- Film poster
- Hebrew: מדורת השבט
- Directed by: Joseph Cedar
- Written by: Joseph Cedar
- Produced by: David Mandil Eyal Shiray
- Starring: Michaela Eshet Hani Furstenberg Moshe Ivgy Maya Maron
- Cinematography: Ofer Inov
- Edited by: Einat Glaser-Zarhin
- Music by: Ofer Shalhin
- Distributed by: Film Movement
- Release dates: February 2004 (Berlin); 9 September 2005;
- Running time: 96 minutes
- Country: Israel
- Languages: Hebrew English
- Box office: $34,835 (U.S. domestic)

= Campfire (film) =

2004 Israeli film

Campfire (מדורת השבט, lit. 'Tribal Campfire') is a 2004 Israeli film written and directed by Joseph Cedar. Set in 1981, the film focuses on a woman seeking to join an Israeli settlement on the West Bank, despite the protests of her teenage daughters.

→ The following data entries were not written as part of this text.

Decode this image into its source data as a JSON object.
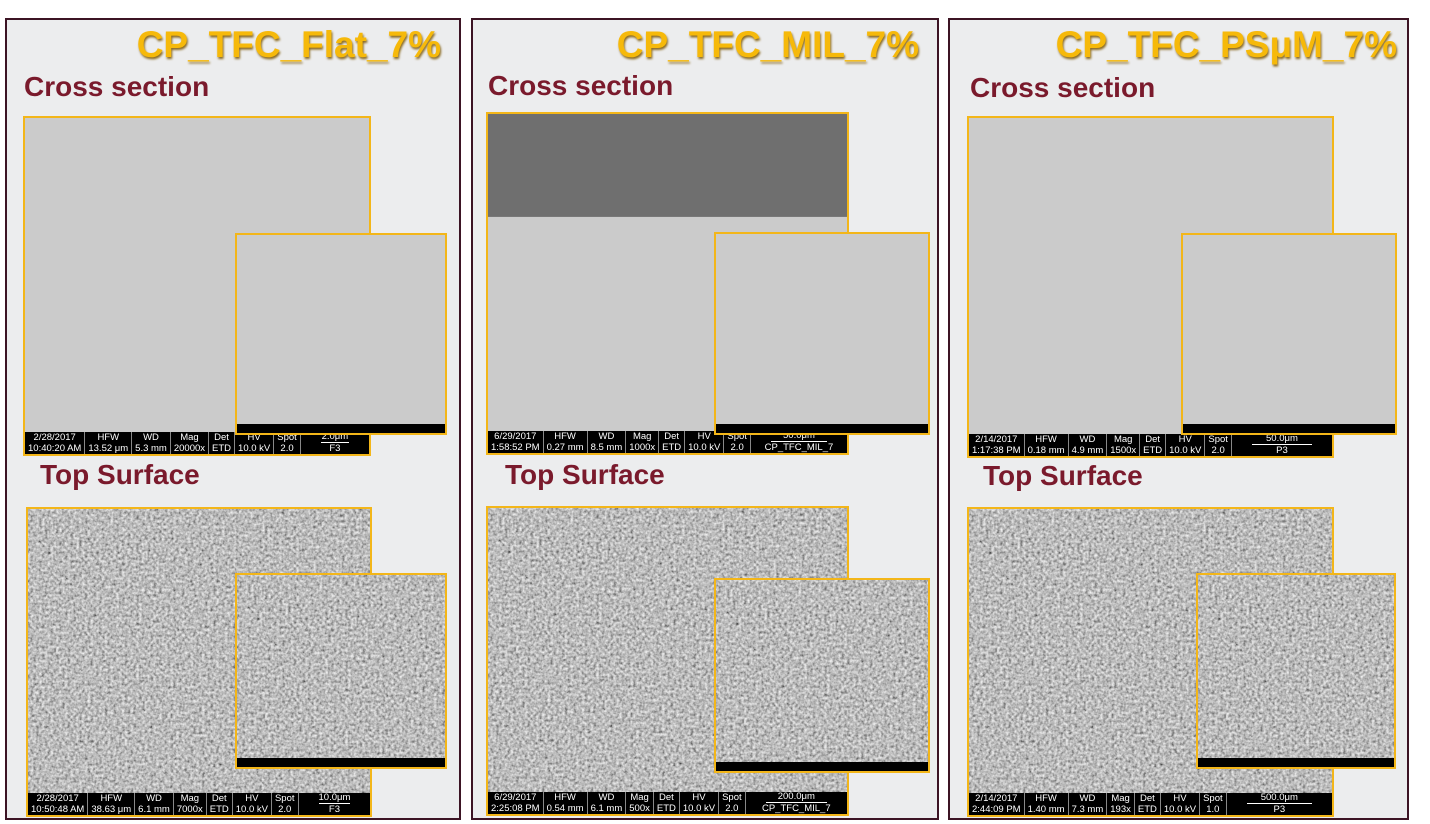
{
  "databar_headers": [
    "HFW",
    "WD",
    "Mag",
    "Det",
    "HV",
    "Spot"
  ],
  "panels": [
    {
      "title": "CP_TFC_Flat_7%",
      "sections": [
        {
          "label": "Cross section",
          "databar": {
            "date": "2/28/2017",
            "time": "10:40:20 AM",
            "values": [
              "13.52 μm",
              "5.3 mm",
              "20000x",
              "ETD",
              "10.0 kV",
              "2.0"
            ],
            "scale": "2.0μm",
            "name": "F3"
          }
        },
        {
          "label": "Top Surface",
          "databar": {
            "date": "2/28/2017",
            "time": "10:50:48 AM",
            "values": [
              "38.63 μm",
              "6.1 mm",
              "7000x",
              "ETD",
              "10.0 kV",
              "2.0"
            ],
            "scale": "10.0μm",
            "name": "F3"
          }
        }
      ]
    },
    {
      "title": "CP_TFC_MIL_7%",
      "sections": [
        {
          "label": "Cross section",
          "databar": {
            "date": "6/29/2017",
            "time": "1:58:52 PM",
            "values": [
              "0.27 mm",
              "8.5 mm",
              "1000x",
              "ETD",
              "10.0 kV",
              "2.0"
            ],
            "scale": "50.0μm",
            "name": "CP_TFC_MIL_7"
          }
        },
        {
          "label": "Top Surface",
          "databar": {
            "date": "6/29/2017",
            "time": "2:25:08 PM",
            "values": [
              "0.54 mm",
              "6.1 mm",
              "500x",
              "ETD",
              "10.0 kV",
              "2.0"
            ],
            "scale": "200.0μm",
            "name": "CP_TFC_MIL_7"
          }
        }
      ]
    },
    {
      "title": "CP_TFC_PSμM_7%",
      "sections": [
        {
          "label": "Cross section",
          "databar": {
            "date": "2/14/2017",
            "time": "1:17:38 PM",
            "values": [
              "0.18 mm",
              "4.9 mm",
              "1500x",
              "ETD",
              "10.0 kV",
              "2.0"
            ],
            "scale": "50.0μm",
            "name": "P3"
          }
        },
        {
          "label": "Top Surface",
          "databar": {
            "date": "2/14/2017",
            "time": "2:44:09 PM",
            "values": [
              "1.40 mm",
              "7.3 mm",
              "193x",
              "ETD",
              "10.0 kV",
              "1.0"
            ],
            "scale": "500.0μm",
            "name": "P3"
          }
        }
      ]
    }
  ]
}
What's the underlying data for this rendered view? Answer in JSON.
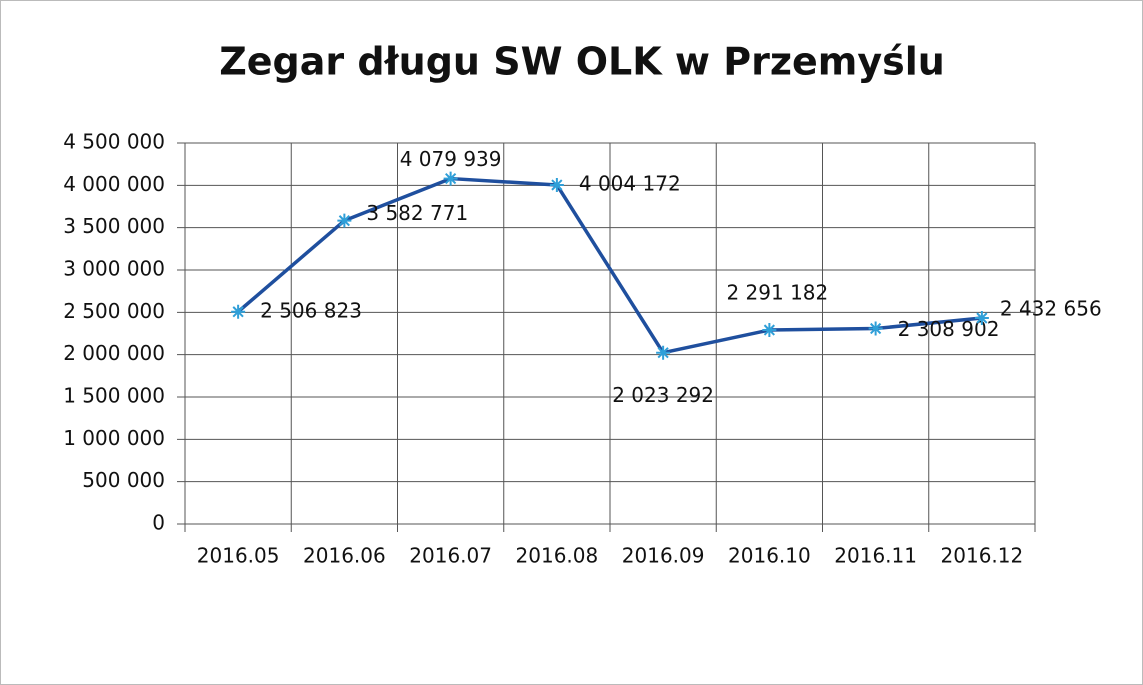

The film premiered at the 54th Berlin International Film Festival in February 2004. The film won five Israeli Academy Awards and was Israel's official submission for the 77th Academy Awards in the Best Foreign Language Film category (but did not get a nomination). The film was well received in Israel, the United States, and in international film festivals.

== Synopsis ==
The story of a young widow, mother of two beautiful teenage daughters, who wants to join the founding group of a new settlement of religious Jews in the West Bank, but first must convince the acceptance committee that she is worthy. Things get complicated when the younger daughter is sexually abused by boys from her youth movement.

The film explores the tension between values and convenience as motivations for settlement and romantic relationships within the Religious Zionist community. The core group scrutinizes anyone seeking to join, perhaps out of concern for the settlement's future or perhaps out of selfishness to exclude those who might rely on others for help. The group pressures Rachel to marry a well-known cantor, Moshe Weinstock, a spoiled and self-centered man. His behavior contrasts sharply with the values of Religious Zionism, as depicted in the film shown to the Bnei Akiva youth group—Operation Yonatan, starring Yehoram Gaon.